Статистические характеристики сигнала на выходе оптимальной радиолокационной системы распознавания подвижных воздушных объектов

Abstract

This work can be considered as a continuation of the article, or as separate materials devoted to the recognition of moving air objects based on the theory of testing statistical hypotheses. In the future, when presenting the materials of this article, the terminology proposed in [1] will be used. The relevance of this article is due to the events taking place on the European continent, indicating the need for further development of radar systems for various purposes and the transition from radar to radio vision, which will significantly improve the effectiveness of air defense and airspace control in general.
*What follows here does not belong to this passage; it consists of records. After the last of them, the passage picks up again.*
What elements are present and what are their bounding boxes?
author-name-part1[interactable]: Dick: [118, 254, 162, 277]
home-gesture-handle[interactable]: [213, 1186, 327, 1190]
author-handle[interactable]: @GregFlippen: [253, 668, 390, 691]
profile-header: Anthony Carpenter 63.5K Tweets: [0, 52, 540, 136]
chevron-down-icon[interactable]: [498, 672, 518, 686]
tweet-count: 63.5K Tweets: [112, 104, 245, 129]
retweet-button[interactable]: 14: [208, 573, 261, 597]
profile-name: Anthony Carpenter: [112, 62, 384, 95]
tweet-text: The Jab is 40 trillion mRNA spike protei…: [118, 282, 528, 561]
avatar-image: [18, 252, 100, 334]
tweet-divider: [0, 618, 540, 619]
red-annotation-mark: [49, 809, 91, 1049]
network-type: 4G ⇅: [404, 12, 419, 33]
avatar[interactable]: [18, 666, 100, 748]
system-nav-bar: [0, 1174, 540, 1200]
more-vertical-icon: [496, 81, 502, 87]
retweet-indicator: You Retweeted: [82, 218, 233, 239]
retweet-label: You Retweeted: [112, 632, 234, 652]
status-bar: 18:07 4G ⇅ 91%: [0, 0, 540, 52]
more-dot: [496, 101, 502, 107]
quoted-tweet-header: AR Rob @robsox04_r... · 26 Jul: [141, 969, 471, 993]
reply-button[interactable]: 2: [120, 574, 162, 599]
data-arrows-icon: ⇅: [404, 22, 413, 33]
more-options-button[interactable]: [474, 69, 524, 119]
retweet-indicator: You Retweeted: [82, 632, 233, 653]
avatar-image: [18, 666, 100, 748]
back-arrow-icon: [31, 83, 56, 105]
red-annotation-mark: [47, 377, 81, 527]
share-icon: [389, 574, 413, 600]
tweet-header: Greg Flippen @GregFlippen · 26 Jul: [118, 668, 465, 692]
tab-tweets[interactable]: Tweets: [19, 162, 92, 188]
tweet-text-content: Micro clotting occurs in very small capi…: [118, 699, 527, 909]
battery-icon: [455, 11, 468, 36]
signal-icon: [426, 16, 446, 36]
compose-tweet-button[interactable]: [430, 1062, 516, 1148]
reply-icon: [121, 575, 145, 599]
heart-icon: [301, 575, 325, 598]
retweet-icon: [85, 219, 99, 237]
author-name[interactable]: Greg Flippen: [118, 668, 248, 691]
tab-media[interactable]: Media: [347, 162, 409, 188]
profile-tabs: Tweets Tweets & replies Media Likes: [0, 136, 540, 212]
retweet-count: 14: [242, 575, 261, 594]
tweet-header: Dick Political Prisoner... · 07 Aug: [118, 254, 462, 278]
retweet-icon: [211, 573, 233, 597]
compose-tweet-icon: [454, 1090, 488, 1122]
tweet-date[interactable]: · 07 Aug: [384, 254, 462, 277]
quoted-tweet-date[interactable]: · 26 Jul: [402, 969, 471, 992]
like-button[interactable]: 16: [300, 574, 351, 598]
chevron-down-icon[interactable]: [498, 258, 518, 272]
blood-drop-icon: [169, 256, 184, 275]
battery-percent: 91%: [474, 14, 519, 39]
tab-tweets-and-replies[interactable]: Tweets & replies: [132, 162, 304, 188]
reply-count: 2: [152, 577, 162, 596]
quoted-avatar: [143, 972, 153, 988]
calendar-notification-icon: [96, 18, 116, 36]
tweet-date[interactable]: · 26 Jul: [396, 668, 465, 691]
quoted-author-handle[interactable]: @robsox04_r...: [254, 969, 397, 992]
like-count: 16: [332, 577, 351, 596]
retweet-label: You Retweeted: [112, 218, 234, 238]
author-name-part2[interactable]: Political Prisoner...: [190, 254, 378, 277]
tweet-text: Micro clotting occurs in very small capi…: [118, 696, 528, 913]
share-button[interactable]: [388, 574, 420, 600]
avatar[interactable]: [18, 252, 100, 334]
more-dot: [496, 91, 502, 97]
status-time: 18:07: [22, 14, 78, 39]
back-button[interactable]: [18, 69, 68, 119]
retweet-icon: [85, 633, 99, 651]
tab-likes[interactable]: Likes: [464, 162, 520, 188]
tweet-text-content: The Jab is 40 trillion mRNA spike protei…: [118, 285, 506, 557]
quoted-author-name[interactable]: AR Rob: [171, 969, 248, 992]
The construction of a radar portrait and further automatic recognition of moving air objects, as an element of artificial intelligence, will eliminate human error, as well as significantly reduce the time it takes to make a decision on the necessary measures to influence the detected aircraft. Studying the freely available scientific works of various scientists devoted to such a direction of research and development of artificial intelligence as the statistical theory of pattern recognition, one can note the absence of such an important element as the function of the dependence of the probability of correct recognition on the quality and noise of the image. Within the framework of this article, a variant of solving this problem in the form of a mathematical model will be proposed. Since in [1] a recognition method is considered that uses the correlation coefficient between the current image and the reference one, and the probability of correct recognition is estimated using the Neumann-Pearson criterion, it is proposed to plot the dependence of the probability of correct recognition on the ratio of the image energy EI to the spectral noise density (R = 2EI/N0R), for a given false recognition probability . In the future, in the presented work, this dependence will be called recognition characteristics. Graphs will also be considered, in this paper referred to as the distribution density of the recognition probability.